House Republicans are likely to approve Wednesday the change in the rule that would force him to step aside if indicted. The show of support would be an endorsement of DeLay's position that the Travis County investigation is a partisan attack.
Currently, rules of the House Republican Conference, which comprises all House GOP members, requires leaders to resign the party post if they are indicted for a felony punishable by two or more years in jail. The proposed change would eliminate the step-aside requirement for nonfederal indictments.
The Texas grand jury is investigating alleged campaign finance irregularities in 2002 state legislative races. Republican victories in those contests enabled DeLay ultimately to win support for a congressional redistricting (search) plan that resulted in the GOP's gain of five seats in this month's elections.

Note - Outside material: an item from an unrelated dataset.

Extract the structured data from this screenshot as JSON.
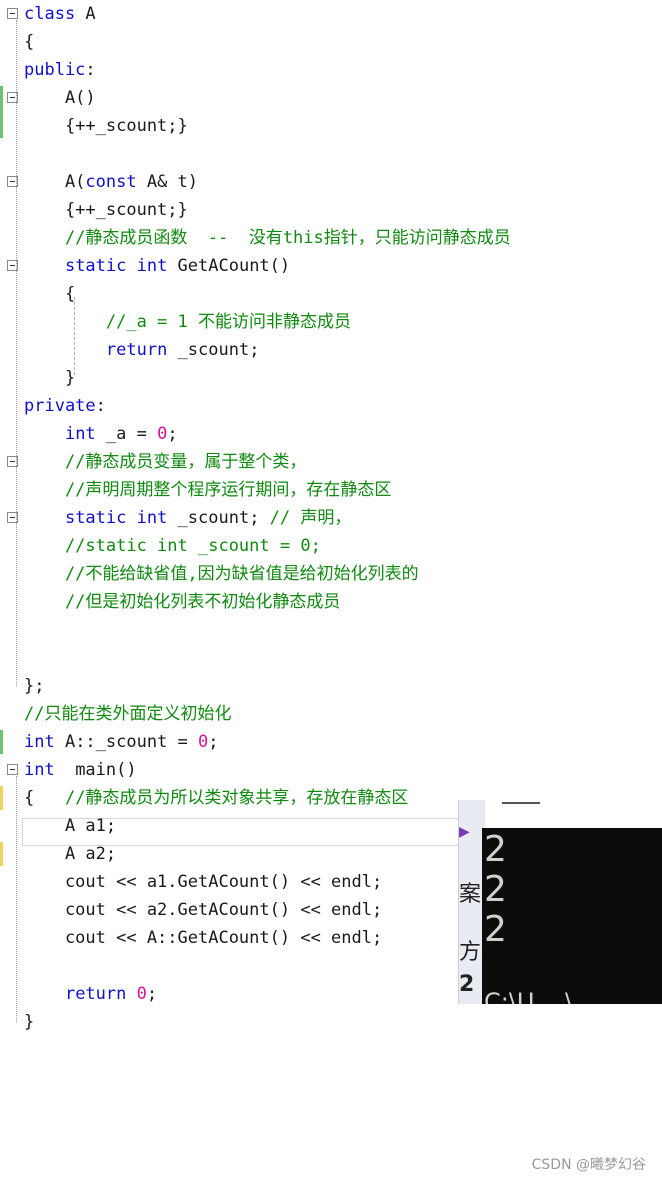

House Democrats have a step-aside provision that applies to chairmen or ranking members of committees who are charged with felonies. The language is silent on top party leaders, but Democratic Leader Nancy Pelosi (search) of California was nonetheless sharply critical of the proposal to protect DeLay.
"If they make this rules change, Republicans will confirm yet again that they simply do not care if their leaders are ethical. If Republicans believe that an indicted member should be allowed to hold a top leadership position in the House of Representatives, their arrogance is astonishing," Pelosi said.
The language was proposed by Rep. Henry Bonilla, R-Texas, who was helped by the redistricting. Bonilla was re-elected in 2002 with less than 52 percent of the vote. After the boundaries were changed, he won this month with 69 percent of the vote.
Jessica Boulanger, spokeswoman for third-ranking House Republican Roy Blunt of Missouri, confirmed the proposal and said Blunt supported it.
The majority whip "believes the allegations are baseless, and they were political in nature. So he supports the proposed rules change by congressman Bonilla."
Bonilla spokeswoman Taryn Fritz Walpole said the proposed change is intended to "prevent political manipulation of the legislative process" and reduce the possibility of "political exploitation and intimidation of House leadership and chairmanship positions."
The Texas investigation is led by a Democrat, retiring Travis County District Attorney Ronnie Earle.
In September, the grand jury indicted three political operatives associated with DeLay and eight companies, alleging campaign finance violations related to corporate money spent in the 2002 legislative races. The corporate donations were made to Texans for a Republican Majority (search), a political action committee created with help from DeLay.
DeLay said he was not questioned or subpoenaed as part of the investigation.
The majority leader said after the indictments, "This has been a dragged-out 500-day investigation, and you do the political math. This is no different than other kinds of partisan attacks that have been leveled against me that are dropped after elections."
In October, the House ethics committee rebuked DeLay for appearing to link political donations to a legislative favor and improperly persuading U.S. aviation authorities to intervene in the Texas redistricting dispute.